Following the December 2019 fatal shooting in Afghanistan of Japanese humanitarian Dr. Tetsu Nakamura, his eldest daughter Akiko has started helping with work at his former organization.
June 4 marked half a year since the death of 73-year-old Nakamura, who devoted around 30 years of his life to developing health care and farming in Afghanistan. Speaking to the Mainichi Shimbun from the office of the nongovernmental group Peshawar-kai, where a picture of her father hangs, 39-year-old Akiko said calmly, “I want to do what I can as a member of the organization.”
One of five siblings, Akiko lives with her mother Naoko at their home in the Fukuoka Prefecture city of Omuta where Dr. Nakamura would stay during periods when he was back from Afghanistan. In January, she started heading into the group’s office in the city of Fukuoka.
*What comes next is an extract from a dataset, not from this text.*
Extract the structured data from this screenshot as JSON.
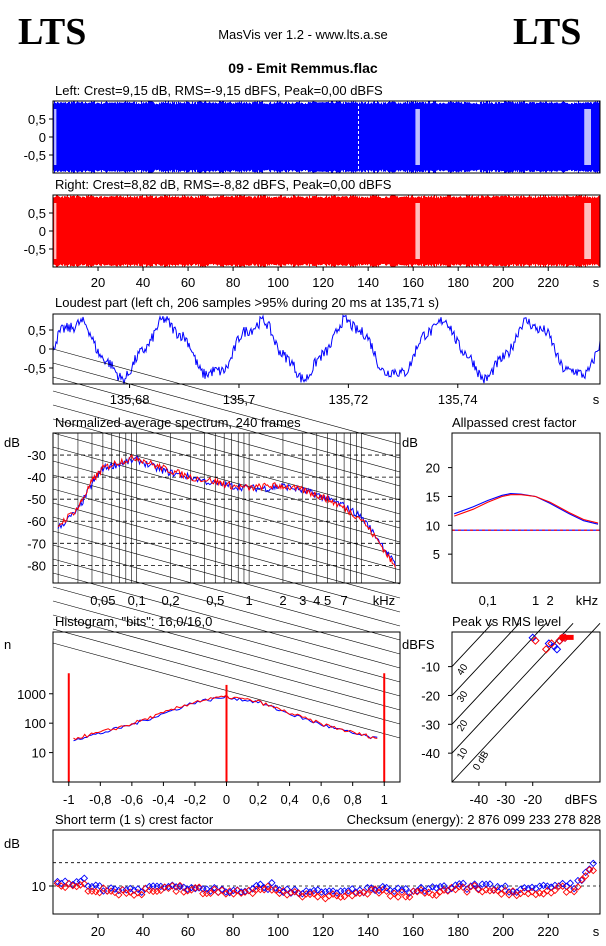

There, 30-plus full-time employees and volunteer workers support the group’s activities by coordinating contact with some 100 staff members working in Afghanistan, and engaging in fundraising and newsletter publication, among other tasks. Akiko works for the organization about twice a month while also being employed as clerical staff at a medical institution, and is learning about the group’s business and activities in Afghanistan.
Akiko said that she had had a vague interest in the organization’s activities before joining. When her father was alive, she would read his books, and also secretly attended his lectures even though he told her not to because he felt embarrassed. But she put herself at a distance from the group partially due to reservations about a father and daughter working together. She also said that she didn’t want to be in her father’s way.
Her feelings changed when she went to Afghanistan for the first time with Naoko and others to attend Dr. Nakamura’s funeral. They were welcomed by President Ashraf Ghani, and a portrait of her father was drawn on the plane. Despite his profession as a doctor, he often said, “One irrigation canal is needed more than 100 clinics,” and would drive excavators himself to build waterways in the drought-stricken country.
“The people of Afghanistan recognized my father’s efforts. I got a new sense of how amazing the things my dad did are,” Akiko said. Once things had calmed down after the funeral and other parts of the process, she got in touch with the Peshawar-kai to ask if there was anything she could do to help them.
Her father would spend almost all year in Afghanistan, and was home in Japan for about a quarter to a third of the year. When he was home, he would talk about how it had been living in Afghanistan, but he rarely spoke about the work itself.
Akiko remembers seeing him at home drawing blueprints for waterways. He once asked her to lend him a math textbook, because he needed to learn about calculus for his work; she gave him one from her high school days. “When it was time for him to go back, I’d feel I just want him to take care, whatever happens,” she said.
Whenever Dr. Nakamura returned, the family would eat his favorite dish, pork cutlet curry. Now when it’s served at home, everyone talks about how he used to love it. Akiko said that while “there is a loneliness that comes when thinking about him,” since becoming involved with the group’s activities, she feels “like I have a sense that I’m closer to who Tetsu Nakamura was.”
“Even now, I feel like he’ll just reappear back home. It’s as if he’s just been away for a much longer time.” In the garden of their home, the blueberries Dr. Nakamura planted will soon be ready for picking.